In the rare cases where Cascading Style Sheets (CSS) are not powerful enough to style certain elements of a class of documents, it is possible to use custom code written in the Java™ language to do so.

@extension "extension_class_name parameter ... parameter"; must be used to declare the Java™ class implementing the CSS extension.

Example (DocBook):

@extension "com.xmlmind.xmleditext.docbook.TableSupport true";

In the above example, com.xmlmind.xmleditapp.xhtml.TableSupport is a class which is used to style XHTML (that is, HTML 4) tables. The two parameters which follow the class name specify colors used to draw table and cell borders. Parameters are optional and can be quoted if they contain white spaces.

The same CSS style sheet can contain several @extension constructs. For example, an extension class may be used to style HTML tables and an other extension class may be used to localize generated content. If two @extensions reference the same class name, the last declared one will be used by the CSS engine. For example, redeclaring an extension class imported from another CSS style sheet may be useful to change its parameters.

How to write such extension class is explained in detail in the Chapter 7, All stylesheet extension points in XMLmind XML Editor - Developer's Guide.

The extension class may have methods which have been written to dynamically evaluate property values. These methods are invoked using the following syntax: invoke(method_name, parameter, ...., parameter). Parameters are optional.

Example (Email schema used as an example in the Chapter 7, All stylesheet extension points in XMLmind XML Editor - Developer's Guide):

from:before {
    content: invoke("localize", "From:");

In the above example, method localize of class StyleExtension is used to translate string "From:" to the language specified by the xml:lang attribute (if found on the email root element). For example, if xml:lang is set to fr (French), the generated content will contain "De:" instead of "From:".

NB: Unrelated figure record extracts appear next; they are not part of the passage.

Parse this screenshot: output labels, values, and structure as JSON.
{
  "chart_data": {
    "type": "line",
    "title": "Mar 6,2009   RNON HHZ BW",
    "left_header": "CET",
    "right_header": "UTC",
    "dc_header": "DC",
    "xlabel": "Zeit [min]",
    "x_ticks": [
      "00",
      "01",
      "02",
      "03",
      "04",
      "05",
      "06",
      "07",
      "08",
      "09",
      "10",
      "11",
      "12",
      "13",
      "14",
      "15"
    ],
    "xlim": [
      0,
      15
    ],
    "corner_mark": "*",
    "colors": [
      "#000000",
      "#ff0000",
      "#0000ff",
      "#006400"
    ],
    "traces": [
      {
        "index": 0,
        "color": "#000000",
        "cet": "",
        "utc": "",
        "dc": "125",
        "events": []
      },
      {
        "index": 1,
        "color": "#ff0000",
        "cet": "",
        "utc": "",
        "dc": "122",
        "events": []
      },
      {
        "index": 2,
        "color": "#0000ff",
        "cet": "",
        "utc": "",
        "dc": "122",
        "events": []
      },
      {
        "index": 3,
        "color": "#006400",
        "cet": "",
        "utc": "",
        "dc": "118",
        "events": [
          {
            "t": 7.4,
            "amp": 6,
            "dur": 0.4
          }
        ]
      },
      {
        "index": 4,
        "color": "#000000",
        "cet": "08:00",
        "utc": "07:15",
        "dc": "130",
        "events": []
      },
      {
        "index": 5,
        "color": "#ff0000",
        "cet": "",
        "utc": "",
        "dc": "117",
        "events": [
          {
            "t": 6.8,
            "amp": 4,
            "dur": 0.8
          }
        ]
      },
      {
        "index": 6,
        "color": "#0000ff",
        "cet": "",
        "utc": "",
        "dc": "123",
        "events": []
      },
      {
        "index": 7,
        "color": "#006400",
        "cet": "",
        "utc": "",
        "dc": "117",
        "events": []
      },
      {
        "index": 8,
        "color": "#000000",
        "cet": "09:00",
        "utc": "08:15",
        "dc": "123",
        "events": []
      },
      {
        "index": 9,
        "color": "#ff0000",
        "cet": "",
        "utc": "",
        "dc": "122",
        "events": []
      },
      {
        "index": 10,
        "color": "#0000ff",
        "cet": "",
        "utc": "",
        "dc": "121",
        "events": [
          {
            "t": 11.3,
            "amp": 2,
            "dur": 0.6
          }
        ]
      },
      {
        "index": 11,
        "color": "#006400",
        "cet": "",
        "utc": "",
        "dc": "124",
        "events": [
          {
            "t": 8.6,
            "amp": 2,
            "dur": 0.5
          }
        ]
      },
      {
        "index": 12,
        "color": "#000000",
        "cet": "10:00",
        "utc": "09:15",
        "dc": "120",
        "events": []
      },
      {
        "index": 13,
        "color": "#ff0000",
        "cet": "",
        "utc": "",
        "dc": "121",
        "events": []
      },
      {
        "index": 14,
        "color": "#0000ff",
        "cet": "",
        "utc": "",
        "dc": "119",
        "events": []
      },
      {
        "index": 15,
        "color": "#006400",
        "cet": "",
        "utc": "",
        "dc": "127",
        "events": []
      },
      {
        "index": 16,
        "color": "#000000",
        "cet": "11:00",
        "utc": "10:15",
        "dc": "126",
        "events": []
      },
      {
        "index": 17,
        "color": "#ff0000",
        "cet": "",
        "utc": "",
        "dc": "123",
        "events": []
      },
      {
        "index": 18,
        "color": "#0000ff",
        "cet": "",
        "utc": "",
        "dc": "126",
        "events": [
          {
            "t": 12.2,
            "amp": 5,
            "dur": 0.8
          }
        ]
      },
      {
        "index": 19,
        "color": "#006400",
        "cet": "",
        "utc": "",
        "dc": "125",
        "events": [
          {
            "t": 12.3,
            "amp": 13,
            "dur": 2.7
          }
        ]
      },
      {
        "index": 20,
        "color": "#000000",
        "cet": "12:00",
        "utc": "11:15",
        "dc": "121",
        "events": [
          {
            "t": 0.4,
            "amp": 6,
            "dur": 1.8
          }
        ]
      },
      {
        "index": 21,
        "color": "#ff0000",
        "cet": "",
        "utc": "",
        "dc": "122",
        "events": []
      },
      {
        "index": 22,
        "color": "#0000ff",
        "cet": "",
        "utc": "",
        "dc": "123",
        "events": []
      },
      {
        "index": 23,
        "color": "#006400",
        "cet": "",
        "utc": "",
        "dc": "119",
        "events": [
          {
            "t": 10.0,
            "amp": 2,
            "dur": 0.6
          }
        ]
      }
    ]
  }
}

Methods used to dynamically evaluate property values must have the following signature (see Chapter 7, All stylesheet extension points in XMLmind XML Editor - Developer's Guide): com.xmlmind.xmledit.stylesheet.StyleValue Method(com.xmlmind.xmledit.stylesheet.StyleValue[] parameters, com.xmlmind.xmledit.doc.Node contextNode, com.xmlmind.xmledit.styled.ViewFactoryBase factory).

If several extensions classes have dynamic property value methods with identical names (even if this unlikely to happen), the method actually used by the CSS engine will be the method of the class first declared using @extension.

7.2.1. Invoking a static extension method

Alternatively invoke may be used to invoke a static extension method by specifying its fully qualified name. DocBook example:

link {
    tooltip-content: attr(linkend) 
      "\A \A " 

In the above example, the static method is called bindingDescription and it is found in “ordinary class”[1] com.xmlmind.xmleditapp.dndview.ExtensionMethods.

[1] That is, unlike an extension class, this class will not be instantiated by the CSS engine and it is not required to have a public constructor having the following signature: Constructor(java.lang.String[] parameters, com.xmlmind.xmledit.styled.ViewFactoryBase factory).